Christian Fathers, beginning with St. Paul (2 Corinthians 3.5–6, see Note #7), long argued that Jewish practices and traditions offer no religious benefit, since Christianity replaced Judaism in God’s favor. A similar attitude of supplanting Judaism is expressed by writers of the Didascalia Apostolorum (ca. 300 C.E.), condemning female Jewish converts to Christianity who continue practicing Jewish water immersion (the “mikvah”) to regain religious purity after menstruation.

Despite such defensive actions, there is no substantial evidence that Christian participation in Jewish rituals (“heteropraxis”) changed Gentile Christianity, making it more Jewish. Attending a ritual of a different religion does not change the religion being attended nor change the rituals of the attendee’s religion. Even when some renegades/apostates completely circumvent them, barriers between religions remain. What appears at stake were fears that claims for having replaced Judaism fell on some deaf Christian ears, stimulating Christian leaders, beginning with St. Paul, to respond to any distinctive Jewish custom vituperatively and illogically.

Such unaccommodating defensive attitudes helped make the border between Gentile Christianity and Judaism fixed and immutable. The Sabbath was changed to Sunday, fast days from Mondays and Thursdays to Wednesdays and Fridays, Passover to Easter, and so forth. In sum, it was the anti-Jewish precepts, doctrines, and contentions, from the time of St. Paul onwards, that held sway through the centuries, reaching an early political apogee when Emperor Constantine legitimatized Christianity (313 C.E.) and Emperor Theodosius (379–395 C.E.) established it as the only sanctioned state religion.

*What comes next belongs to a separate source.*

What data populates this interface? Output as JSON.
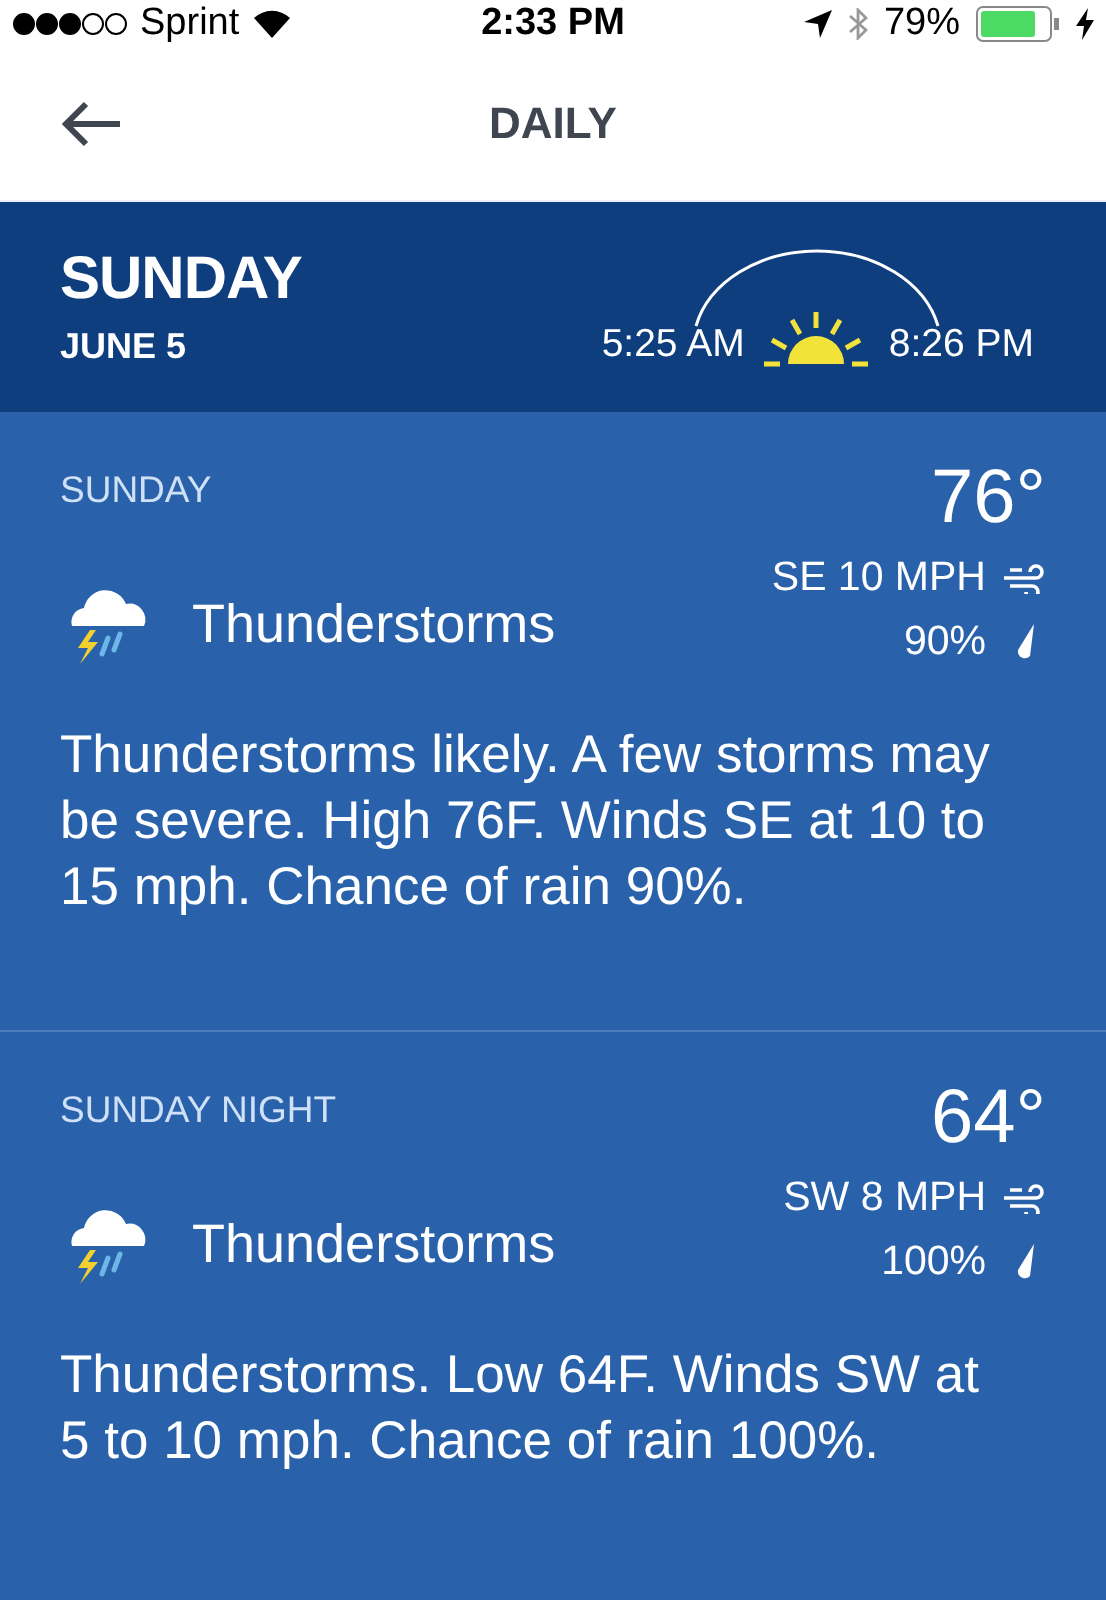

It is significant that the controversy between Christian Churches about whether the Easter date should or should not accord with Jewish Passover was settled by Emperor Constantine. His pertinent letter displays the virulent antisemitism induced by his Christian mentors. “In the first place it was decreed unworthy to observe that most sacred festival in accordance with the practice of the Jews; having sullied their own hands with a heinous crime, such bloodstained men are as one might expect mentally blind. … Let there be nothing in common between you and the detestable mob of the Jews! …Let us with one accord take up this course, right honorable brothers, and so tear ourselves away from that disgusting complicity. … What could those people calculate correctly, when after that murder of the Lord, after that parricide, they have taken leave of their senses, and are moved, not by any rational principle, but by uncontrolled impulse” (Cameron and Hall, p. 128).

Note that even after gaining state power, Christian animus to heteropraxy continued, as we have seen in St. John Chrysostom’s and St. Jerome’s fulminations. Stringent governmental laws against Jews and their synagogues (Note #23) then augmented Gentile Christianity’s long-sustained non-Jewish/anti-Jewish identity.